Bozkırın tazecik fidanıydı onlar...
Kök saldıkça fidanlar, tutundukça toprağa güçleşti birer ağaç dalları oluverdiler. Güneş açtıkça, yağmur yağdıkça bahar geldi. O köklenen ağaç dallarında çiçekler açmaya başladı. Bozkırın çiçekleri...
~
Sarıhisar kasabasının yiğit delikanlılarından muallim Cihangir en yakın arkadaşı Levent'in bacısı Aybüke'ye karşı beslediği hislerinin sevda olduğunu anımsayamadan kendine konduramadan, bir başkasıyla nişanlanır onun yüzüğünü parmağında taşımaya başlar parmağında ki söz başka, yüreğinde ki söz bambaşkadır.

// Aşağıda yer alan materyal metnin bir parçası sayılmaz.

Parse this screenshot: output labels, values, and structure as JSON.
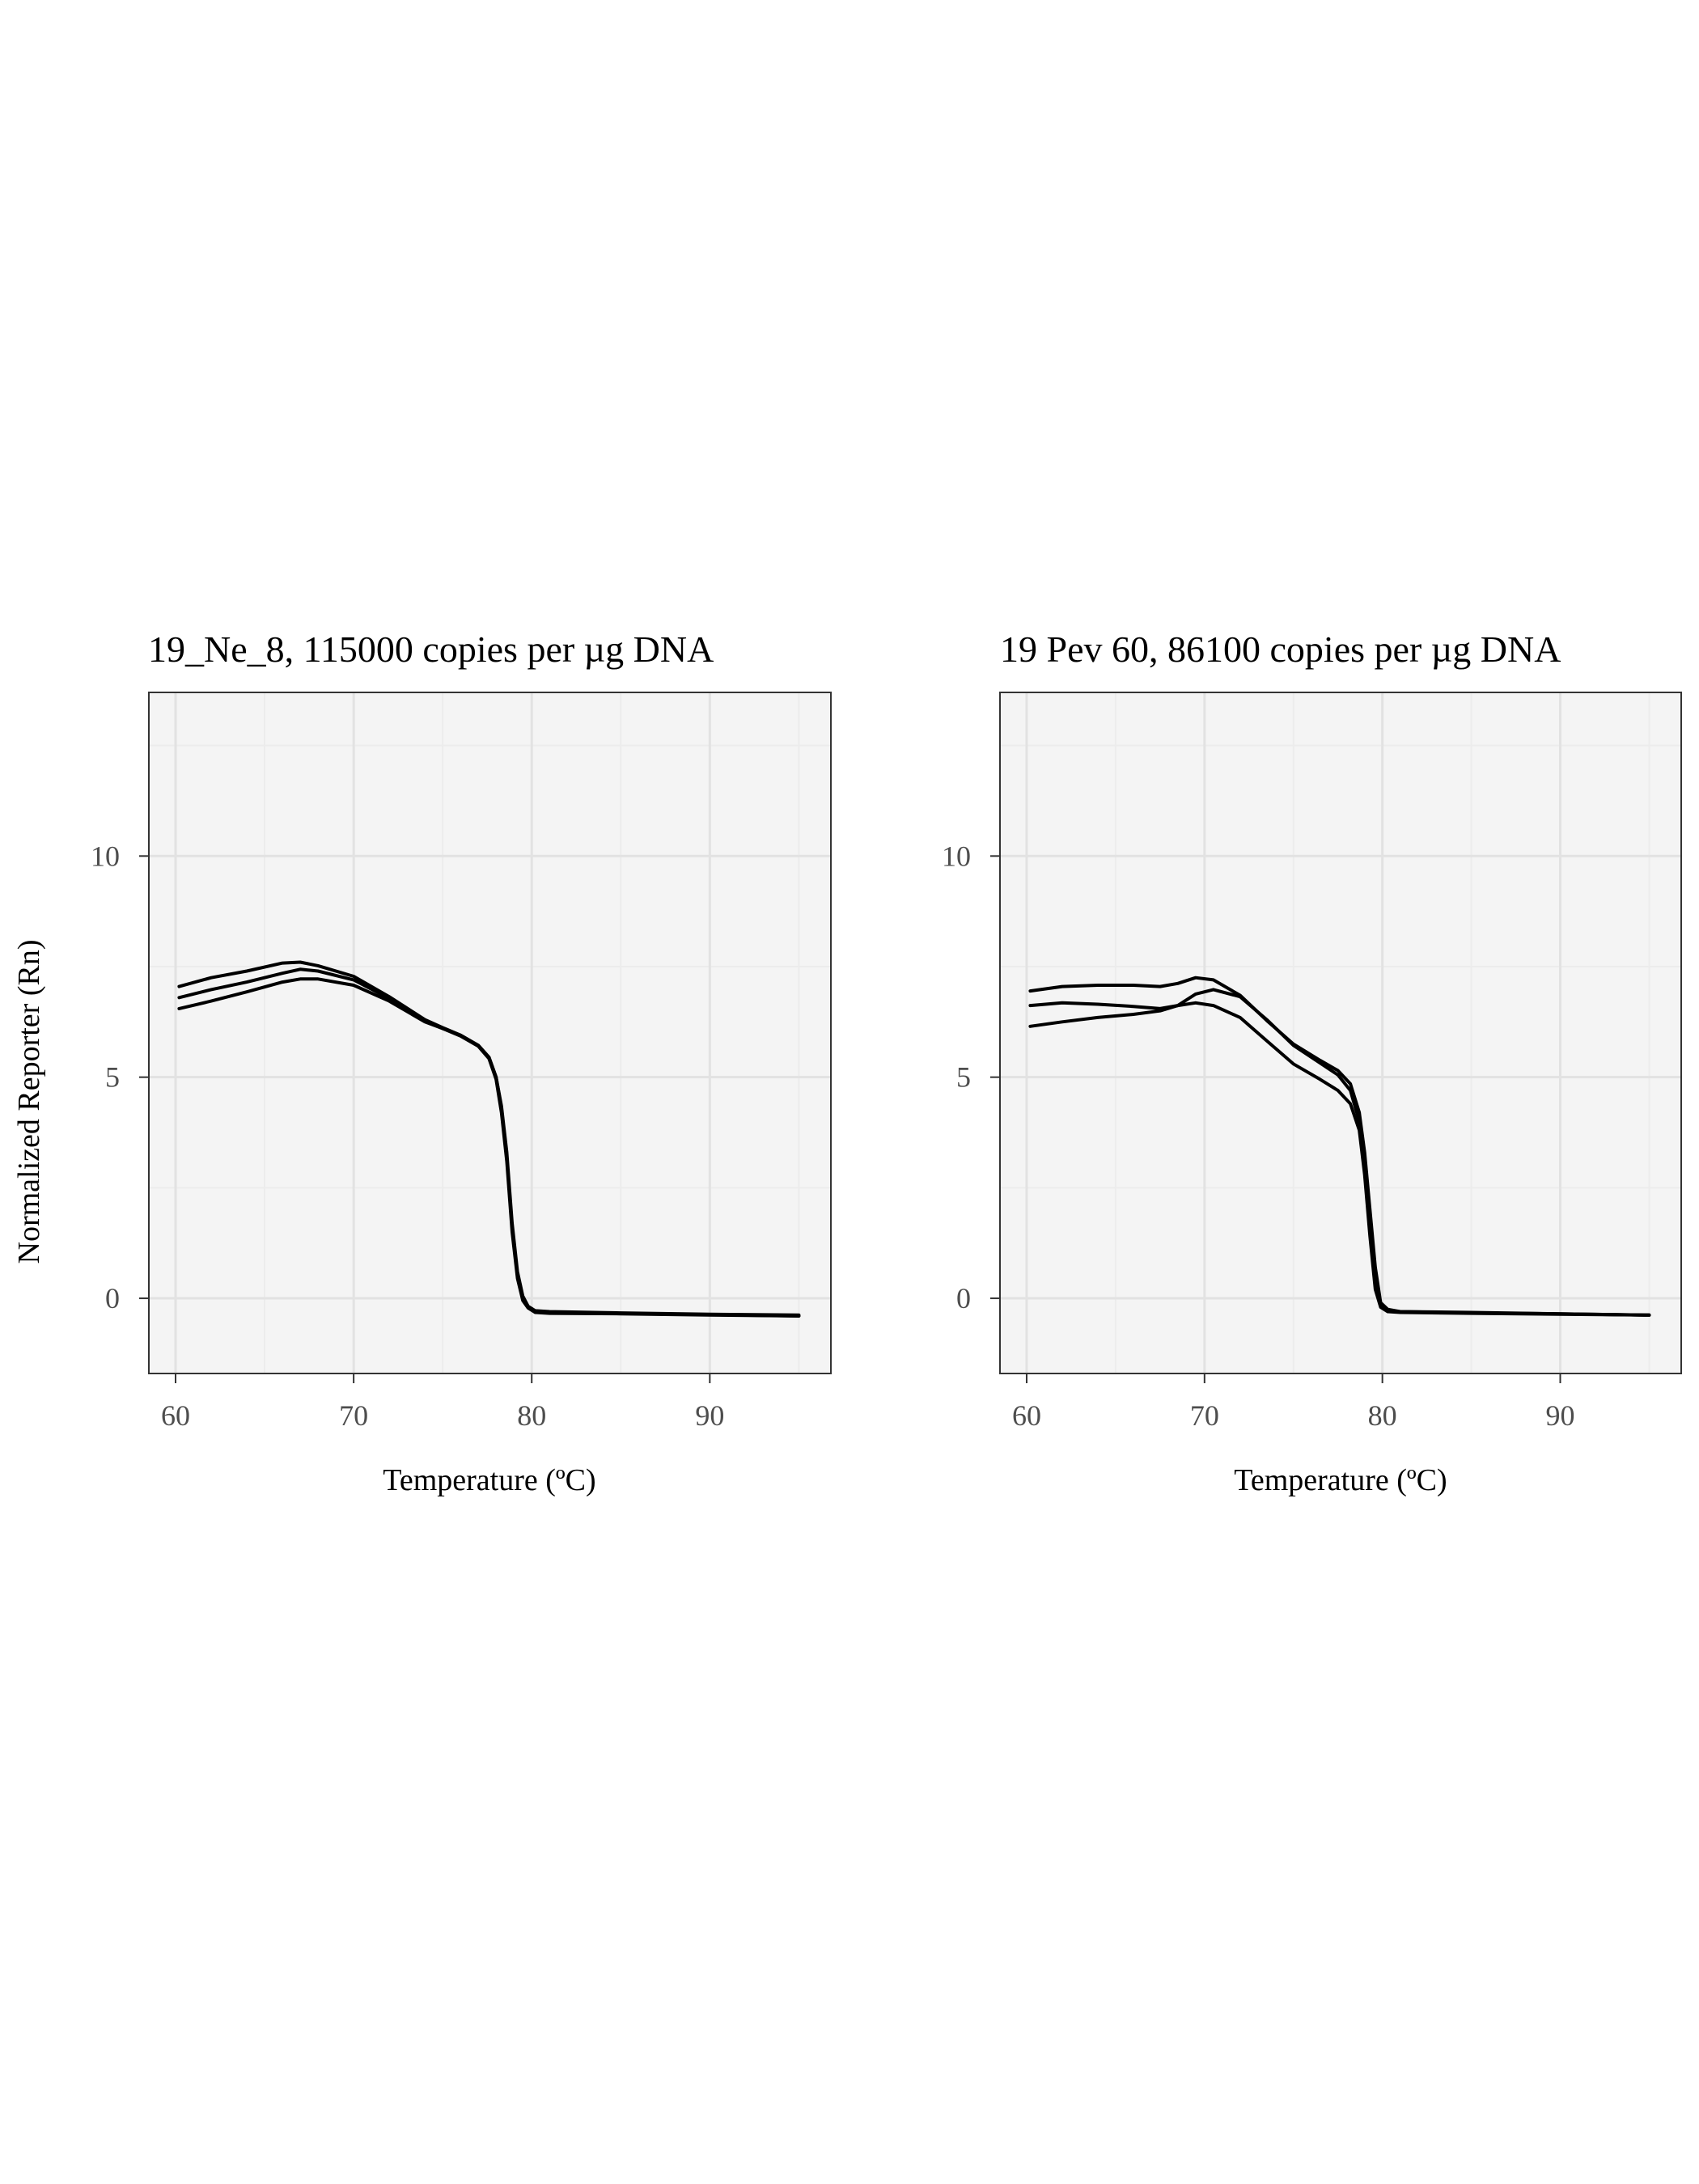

Yürek yangının ortasında kalan dalların hikayesi tam da çiçeklerin açmasıyla başlar.
~
"Ey yârim, yârenim, yağmur kuşum, derinlikli destanım, yüreğimin gürlüğü, güneşim, ayım, bağım bahçem, bostanım, gönlümün ve ahiretimin yegâne sahibi...Aykızım"
Doğdum, ailemin evine sığıntı oldum.
Sevdim, sevdamın gönlüne sığıntı oldum...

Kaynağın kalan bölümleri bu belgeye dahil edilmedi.